Building from source

$ git clone this_repository.git
$ cd this_repository
$ mkdir build; cd build
$ cmake .. && make
$ make install

Using with opt

  • Path to shared libary and headers should be searchable by the compiler
  • In your LLVM IR pass:
    • Include the required header file, for example, spatial/Token/AliasToken.h
    • Use namespace spatial
  • Load libSpatial.so before your pass's shared library
    • opt -load /usr/local/lib/libSpatial.so -load yourPass.so ...

Representing LLVM entities

Spatial provides a common API to deal with all the LLVM's entities, for example, instructions, operands, arguments, global variables and etc.

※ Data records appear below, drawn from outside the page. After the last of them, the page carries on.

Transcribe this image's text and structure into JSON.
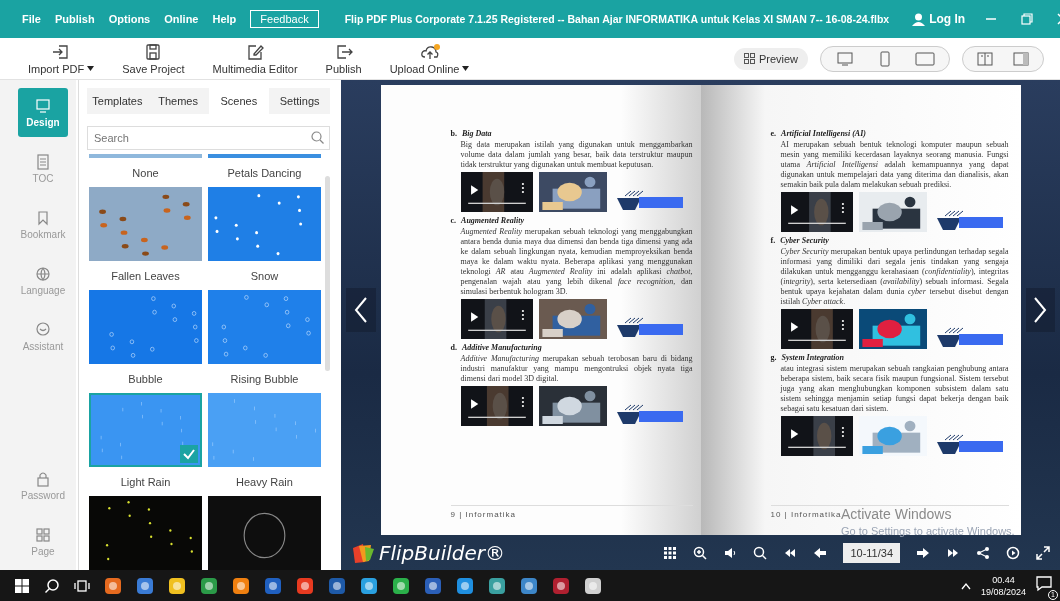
{
  "title_bar": {
    "menu": [
      {
        "label": "File",
        "kind": "item"
      },
      {
        "label": "Publish",
        "kind": "item"
      },
      {
        "label": "Options",
        "kind": "item"
      },
      {
        "label": "Online",
        "kind": "item"
      },
      {
        "label": "Help",
        "kind": "item"
      },
      {
        "label": "Feedback",
        "kind": "boxed"
      }
    ],
    "title": "Flip PDF Plus Corporate 7.1.25 Registered -- Bahan Ajar INFORMATIKA untuk Kelas XI SMAN 7-- 16-08-24.flbx",
    "account": "Log In"
  },
  "toolbar": {
    "buttons": [
      {
        "label": "Import PDF",
        "dropdown": true
      },
      {
        "label": "Save Project",
        "dropdown": false
      },
      {
        "label": "Multimedia Editor",
        "dropdown": false
      },
      {
        "label": "Publish",
        "dropdown": false
      },
      {
        "label": "Upload Online",
        "dropdown": true
      }
    ],
    "preview": "Preview"
  },
  "side_nav": [
    {
      "label": "Design",
      "selected": true
    },
    {
      "label": "TOC",
      "selected": false
    },
    {
      "label": "Bookmark",
      "selected": false
    },
    {
      "label": "Language",
      "selected": false
    },
    {
      "label": "Assistant",
      "selected": false
    }
  ],
  "side_nav_bottom": [
    {
      "label": "Password",
      "selected": false
    },
    {
      "label": "Page",
      "selected": false
    }
  ],
  "panel": {
    "tabs": [
      {
        "label": "Templates",
        "selected": false
      },
      {
        "label": "Themes",
        "selected": false
      },
      {
        "label": "Scenes",
        "selected": true
      },
      {
        "label": "Settings",
        "selected": false
      }
    ],
    "search": {
      "placeholder": "Search"
    },
    "scenes": [
      {
        "label": "None",
        "selected": false
      },
      {
        "label": "Petals Dancing",
        "selected": false
      },
      {
        "label": "Fallen Leaves",
        "selected": false
      },
      {
        "label": "Snow",
        "selected": false
      },
      {
        "label": "Bubble",
        "selected": false
      },
      {
        "label": "Rising Bubble",
        "selected": false
      },
      {
        "label": "Light Rain",
        "selected": true
      },
      {
        "label": "Heavy Rain",
        "selected": false
      }
    ]
  },
  "book": {
    "left_page": {
      "sections": [
        {
          "marker": "b.",
          "heading": "Big Data",
          "text": "Big data merupakan istilah yang digunakan untuk menggambarkan volume data dalam jumlah yang besar, baik data terstruktur maupun tidak terstruktur yang digunakan untuk membuat keputusan."
        },
        {
          "marker": "c.",
          "heading": "Augmented Reality",
          "text": "*Augmented Reality* merupakan sebuah teknologi yang menggabungkan antara benda dunia maya dua dimensi dan benda tiga dimensi yang ada ke dalam sebuah lingkungan nyata, kemudian memproyeksikan benda maya ke dalam waktu nyata. Beberapa aplikasi yang menggunakan teknologi *AR* atau *Augmented Reality* ini adalah aplikasi *chatbot*, pengenalan wajah atau yang lebih dikenal *face recognition*, dan simulasi berbentuk hologram 3D."
        },
        {
          "marker": "d.",
          "heading": "Additive Manufacturing",
          "text": "*Additive Manufacturing* merupakan sebuah terobosan baru di bidang industri manufaktur yang mampu mengontruksi objek nyata tiga dimensi dari model 3D digital."
        }
      ],
      "footer": "9 | Informatika"
    },
    "right_page": {
      "sections": [
        {
          "marker": "e.",
          "heading": "Artificial Intelligensi (AI)",
          "text": "AI merupakan sebuah bentuk teknologi komputer maupun sebuah mesin yang memiliki kecerdasan layaknya seorang manusia. Fungsi utama *Artificial Intelligensi* adalah kemampuannya yang dapat digunakan untuk mempelajari data yang diterima dan dianalisis, akan semakin baik pula dalam melakukan sebuah prediksi."
        },
        {
          "marker": "f.",
          "heading": "Cyber Security",
          "text": "*Cyber Security* merupakan bentuk upaya perlindungan terhadap segala informasi yang dimiliki dari segala jenis tindakan yang sengaja dilakukan untuk mengganggu kerahasiaan (*confidentiality*), integritas (*integrity*), serta ketersediaan (*availability*) sebuah informasi. Segala bentuk upaya kejahatan dalam dunia *cyber* tersebut disebut dengan istilah *Cyber attack*."
        },
        {
          "marker": "g.",
          "heading": "System Integration",
          "text": "atau integrasi sistem merupakan sebuah rangkaian penghubung antara beberapa sistem, baik secara fisik maupun fungsional. Sistem tersebut juga yang akan menghubungkan komponen subsistem dalam satu sistem sehingga menjamin setiap fungsi dapat bekerja dengan baik sebagai satu kesatuan dari sistem."
        }
      ],
      "footer": "10 | Informatika"
    }
  },
  "viewer_bar": {
    "brand": "FlipBuilder®",
    "page": "10-11/34"
  },
  "os_notice": {
    "title": "Activate Windows",
    "hint": "Go to Settings to activate Windows."
  },
  "taskbar": {
    "time": "00.44",
    "date": "19/08/2024",
    "notifications": "1"
  }
}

Representing LLVM instructions

Spatial represents LLVM instructions by classifying them on the pointer redirection over its operands.
For example, an instruction X = *Y can be represented as {(X, 1), (Y, 2)}
&X is represented as (X, 0)
X is represented as (X, 1)
*X is represented as (X, 2)
and so on

The analysis writer only needs to think about the analysis at various premutations of the indirections for the operand. This way Spatial allow the analysis writer to only write for one instruction in each category.

Representing the operands

Spatial represets each entity as a token. It provides simple and consistent API calls to various utilities, for example,
getName() returns the name of the token
isMem() returns true if the token is a memory location
more can be found at /lib/Token/Alias.h

Creating a new token

Directly creating new tokens from the entities is supported but not recommended until required as it requires to the token bank to avoid duplication of tokens. There are cases where we need to explicitly create a token example GEP instructions.

...
#include "spatial/Token/AliasToken.h"
...
using namespace spatial
...
for(llvm::StoreInst* SI = llvm::dyn_cast<llvm::StoreInst>(Inst)){
Alias * X = new Alias(SI -> getPointerOperand());
X = AT.getAliasToken(X);
}
spatial
Definition: PointsToBenchmark.cpp:19

AT is an object of AliasTokens class and should be unique to a module. It store all the tokens for a single module getAliasToken returns alias token from AliasTokens either by creating a new one or using the already existing one.

Creating a dummy token

Creating of dummy token can be useful in few use cases. Spatial supports generation of dummy token,

...
#include "spatial/Token/AliasToken.h"
...
using namespace spatial
...
AT.getAliasToken("?", nullptr) // Creates a dummy alias token with name ? and with global scope

Extracting directly from instruction

Spatial provides a clean way to extract information for an instruction. It will also log a warning for any instruction that are not supported right now.

...
#include "spatial/Token/AliasToken.h"
...
using namespace spatial
...
auto AliasVec = AT.extractAliasToken(Inst);
// AT is the object of AliasTokens
// Inst is a pointer to llvm::Instruction

Worklist support

Worklist remains the center of the dataflow analysis. Spatial provides basic support for creating and manipulating worklist at the instruction level. The design does not scale for complex situations, for example, bi-directional analysis; for such cases it is better to implement one on the fly to tailor your needs.

Creating a worklist

Now create instruction worklist with instructions, basicblock, module and even function.

...
#include "spatial/include/Worklist/Worklist.h"
...
// M is a pointer to LLVM Module
spatial::Worklist W(M);

Manipulating the worklist

Spatial allows you to push an instruction, basicblock, module and function into the worklist. It always pops out an instruction.

Points-to graph support

Spatial provides in built points-to graph supports and also provide features using other parts of the infrastructure.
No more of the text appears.